Creating Light Duty Farm Jobs

June 23, 2021

In agriculture, we do everything that we can to keep our workers safe. We are constantly reminding our workers to have a safety first mindset, and yet some accidents still occur. But are we working just as hard to get injured workers back to work? Employees that do not return to work after 3 days are less likely to return to full time employment. In this article we'll explore the light duty jobs on your farm that can keep an injured employee productive and on payroll! 

Stay at Work Program

Many of you may already take part in the Washington L&I Stay at Work Program. This program is one of L&I’s financial incentive programs. L&I may reimburse employers for some of their costs when they provide temporary, light-duty jobs for workers recovering from an injury. Offering your employee light duty work could help you avoid a compensable claim and unnecessary work disability. Reimbursements can be as high as 50% of the worker's base wages, with a maximum of up to $10,000. That's no joke! 

Pro-tip: Follow this link to learn more about the Stay at Work Program.

How to Create a Light Duty Farm Job Offer

Once you have decided to take part in the Stay at Work Program, the steps of making a light duty offer are as follows:

    1. Read the Activity Prescription Form or medical records for medical restrictions provided by the attending provider due to accepted conditions.

    2. Complete the Employers Job Description Form based on given restrictions using job duties or tasks you have available.

    3. Send the job description to the provider for their approval.

    4. Offer the light-duty job to your employee.

    5. Apply for wage and expense reimbursements online.

It is important to keep the original injury in mind as you build your light duty offer. You wouldn't want to offer a standing light duty job to someone who twisted their ankle. We suggest identifying light duty jobs on your farm at the beginning of every season. Don't forget to get your managers involved in this as well. Ask all managers if they have any odd jobs that are waiting to be done. Be sure to get specific information about how and where the job will get done. Is it an urgent job? Are there are any restrictions on the employee to complete the job (eg. license or training requirements, if any)? Answers to these questions will help prepare you for completing all necessary paperwork.

Pro-tip: Some employees may decline a light duty job offer. Their refusal could result in a loss of workers' compensation payments.

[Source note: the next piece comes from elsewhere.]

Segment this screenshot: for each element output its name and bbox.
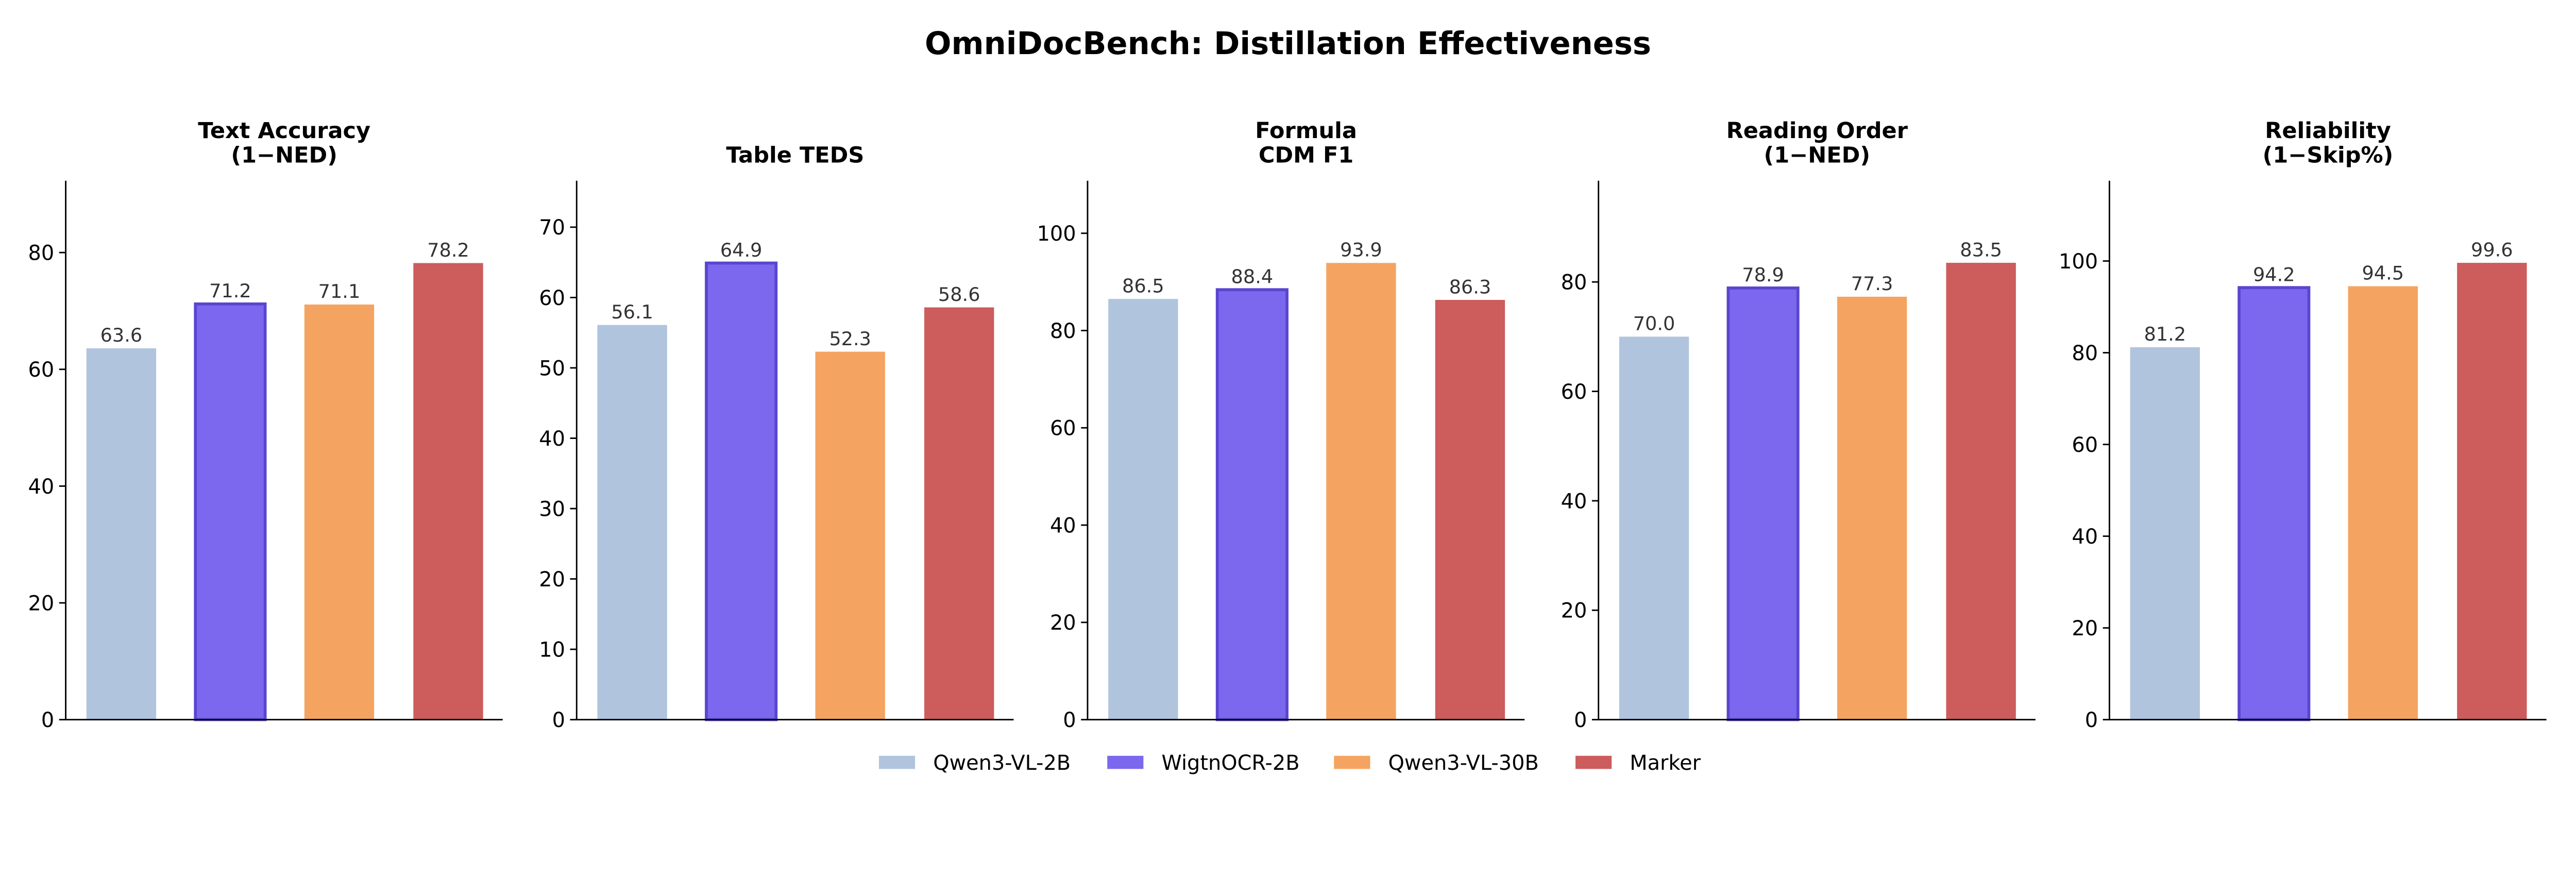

Why Offer Light Duty Jobs?

Light duty job offers can save farms a lot of money, but it is also beneficial to the employee as well. Injured farm workers are often afraid that if they report an accident that they could lose their job, or maybe not invited back for future work. This can create a large time gap in the employer notification process. If a farm worker is injured on our farm, we want them to notify us immediately. Education and relationship building is the best way to achieve this. Notify employees about your accident and injury protocols. Let them know about the stay at work program and how it can benefit them by keeping them working and accommodating for the injury.

Light Duty Job Ideas For Farms

Now let's take a look around the farm. What light duty jobs can you create this growing season? Here are some common examples we have seen:


Clerical work - Let's face it: even if you are using a farm HR software system like Harvust, chances are you have some paperwork floating around the office. Shredding documents, taking inventory and organizing documents can all be done from a seated position. This kind of very light duty clerical work may be appropriate, even for employees recovering from fairly serious injuries.


Sanitation - When is the last time you sanitized common touch points (eg. door knobs, handles) in the office? Could the bathroom sinks and toilets use a good clean? These jobs don't require both hands and can be a good option for employees recovering from a (single) shoulder or arm injury.


Tool sharpening - Have any of the tools or farm implements become a little dull? An employee with a foot or leg injury can be trained to safely sharpen tools from a seated position. This has the added benefit of protecting others from injury as well!


Managers assistant - Your managers on Harvust are basically HR superheroes. But even the best superheroes sometimes have to call on a sidekick. Injured employees can assist managers by answering phone calls, taking messages and taking notes. Simply shadowing a manager for a day can be a great way to expose your employees to future managerial roles on the farm.

Pro-tip: Ask your foremen! What jobs need to get done but keep getting pushed to the side? This could be your chance to take care of some low-hanging fruit.